Although when we discussed her research project, I mentioned the Cycladic figures, and she said that she was also looking for examples of their use as well.

She's tracing the idea of a matriarchal society and/or religion from the Victorian era onwards based on dubious archeological claims such as Marija Gimbutas' work.
posted by AArtaud at 6:22 PM on September 18, 2008


Has she looked at the Robert Graves "White Goddess" stuff yet?

Or the earlier stuff that Laura Riding was working on along the same lines--which clearly influenced Graves?

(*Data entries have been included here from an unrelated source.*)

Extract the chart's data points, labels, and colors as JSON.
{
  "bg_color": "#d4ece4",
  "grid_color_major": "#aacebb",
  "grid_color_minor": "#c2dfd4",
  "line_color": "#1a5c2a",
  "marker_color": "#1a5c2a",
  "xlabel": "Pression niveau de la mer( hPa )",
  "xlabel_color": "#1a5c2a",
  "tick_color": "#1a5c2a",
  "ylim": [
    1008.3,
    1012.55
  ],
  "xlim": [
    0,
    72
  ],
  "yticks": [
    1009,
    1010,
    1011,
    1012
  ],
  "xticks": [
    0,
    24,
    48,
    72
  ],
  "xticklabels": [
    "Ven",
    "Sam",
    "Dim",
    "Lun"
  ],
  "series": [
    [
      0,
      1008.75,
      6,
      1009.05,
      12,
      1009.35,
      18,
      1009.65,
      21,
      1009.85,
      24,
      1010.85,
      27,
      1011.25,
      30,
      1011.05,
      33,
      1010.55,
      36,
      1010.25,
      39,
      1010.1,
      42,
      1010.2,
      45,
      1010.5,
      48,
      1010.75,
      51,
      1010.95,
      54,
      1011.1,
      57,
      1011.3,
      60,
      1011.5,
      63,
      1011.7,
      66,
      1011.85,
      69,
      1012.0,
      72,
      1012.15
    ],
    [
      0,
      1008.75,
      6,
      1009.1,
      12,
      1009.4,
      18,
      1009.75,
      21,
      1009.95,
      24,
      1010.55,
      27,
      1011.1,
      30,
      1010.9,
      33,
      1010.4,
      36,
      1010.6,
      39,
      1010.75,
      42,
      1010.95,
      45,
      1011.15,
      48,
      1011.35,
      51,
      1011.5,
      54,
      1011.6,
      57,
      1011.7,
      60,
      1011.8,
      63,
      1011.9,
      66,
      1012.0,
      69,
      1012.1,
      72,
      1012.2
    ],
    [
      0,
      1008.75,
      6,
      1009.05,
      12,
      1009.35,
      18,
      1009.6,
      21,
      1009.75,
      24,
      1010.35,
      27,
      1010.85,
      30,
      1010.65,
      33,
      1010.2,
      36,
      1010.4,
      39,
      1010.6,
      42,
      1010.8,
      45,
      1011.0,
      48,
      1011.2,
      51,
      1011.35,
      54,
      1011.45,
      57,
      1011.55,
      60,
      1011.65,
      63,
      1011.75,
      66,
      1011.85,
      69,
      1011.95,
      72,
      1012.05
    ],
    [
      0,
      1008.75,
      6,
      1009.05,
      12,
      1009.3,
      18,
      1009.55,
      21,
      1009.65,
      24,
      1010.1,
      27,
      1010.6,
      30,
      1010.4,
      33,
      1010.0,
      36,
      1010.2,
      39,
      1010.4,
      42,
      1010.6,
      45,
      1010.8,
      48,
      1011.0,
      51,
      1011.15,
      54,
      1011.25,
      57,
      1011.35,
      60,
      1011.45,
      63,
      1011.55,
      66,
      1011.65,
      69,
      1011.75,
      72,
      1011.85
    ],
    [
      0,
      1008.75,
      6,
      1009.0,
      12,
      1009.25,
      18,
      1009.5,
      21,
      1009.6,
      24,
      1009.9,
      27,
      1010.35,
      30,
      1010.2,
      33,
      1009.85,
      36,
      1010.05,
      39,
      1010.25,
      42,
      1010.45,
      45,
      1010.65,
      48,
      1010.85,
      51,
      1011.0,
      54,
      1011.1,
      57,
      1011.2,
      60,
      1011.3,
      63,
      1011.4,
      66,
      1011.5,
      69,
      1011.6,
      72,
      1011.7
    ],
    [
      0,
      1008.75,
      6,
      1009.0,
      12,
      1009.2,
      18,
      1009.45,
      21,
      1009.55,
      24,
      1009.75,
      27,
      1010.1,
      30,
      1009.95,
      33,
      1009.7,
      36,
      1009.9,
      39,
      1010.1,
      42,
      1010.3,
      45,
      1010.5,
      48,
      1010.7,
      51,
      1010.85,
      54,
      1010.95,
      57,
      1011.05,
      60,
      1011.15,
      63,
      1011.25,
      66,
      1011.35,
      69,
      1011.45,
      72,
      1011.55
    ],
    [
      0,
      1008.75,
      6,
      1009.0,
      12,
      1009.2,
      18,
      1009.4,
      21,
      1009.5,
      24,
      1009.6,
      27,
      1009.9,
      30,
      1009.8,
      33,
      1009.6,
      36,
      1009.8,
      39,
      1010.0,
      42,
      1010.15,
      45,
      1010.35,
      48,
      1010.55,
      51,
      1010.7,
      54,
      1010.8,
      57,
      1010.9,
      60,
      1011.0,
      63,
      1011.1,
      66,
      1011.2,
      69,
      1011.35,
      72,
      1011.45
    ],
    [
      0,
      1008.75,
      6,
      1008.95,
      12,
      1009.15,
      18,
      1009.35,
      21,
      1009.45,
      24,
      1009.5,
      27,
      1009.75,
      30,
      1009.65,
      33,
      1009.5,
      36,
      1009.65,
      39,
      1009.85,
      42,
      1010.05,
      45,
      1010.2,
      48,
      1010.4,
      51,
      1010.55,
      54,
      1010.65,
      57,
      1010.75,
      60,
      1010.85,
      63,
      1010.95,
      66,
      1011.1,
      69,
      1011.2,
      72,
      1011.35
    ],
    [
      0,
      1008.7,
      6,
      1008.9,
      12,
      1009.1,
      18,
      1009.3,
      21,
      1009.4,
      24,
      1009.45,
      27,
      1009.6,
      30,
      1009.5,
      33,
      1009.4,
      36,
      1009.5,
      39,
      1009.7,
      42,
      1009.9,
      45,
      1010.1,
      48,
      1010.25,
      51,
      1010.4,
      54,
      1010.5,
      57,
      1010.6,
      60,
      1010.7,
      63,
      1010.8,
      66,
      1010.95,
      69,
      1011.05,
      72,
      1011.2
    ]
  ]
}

Because that meme was all over 1940s and 1950s poetry and "literary" prose.
posted by Sidhedevil at 6:33 PM on September 18, 2008


Sidhedevil: Thanks, I'll ask mention those sources to her.
posted by AArtaud at 6:46 PM on September 18, 2008


Marion Zimmer Bradley's Avalon books put a spin on Arthurian legends which pull in the idea of a Goddess.
posted by rodgerd at 1:42 AM on September 19, 2008


I don't know much about what Gimbutas studies, but I do study the rhetoric of pop culture. What little I just read about Gimbutas said a critique of hers is that she isn't very good at critical analysis. I do know about that approach in regards to rhetoric (but definitely not for anthro), and it seems like that is what your friend is at least partly studying if she is looking for pop culture references. If she needs some kind of rhetorical justification, or even a method, Barry Brummett's book Rhetorical Dimensions of Popular Culture is my favorite and my method for my thesis.

But anyway, my suggestion would be to maybe look into communication publications. They might have some helpful things, even if she is just putting together a history and not a critical analysis.
posted by metricfan at 4:54 AM on September 19, 2008


Figures prominently in The 13th Warrior (from the Crichton novel Eaters of the Dead).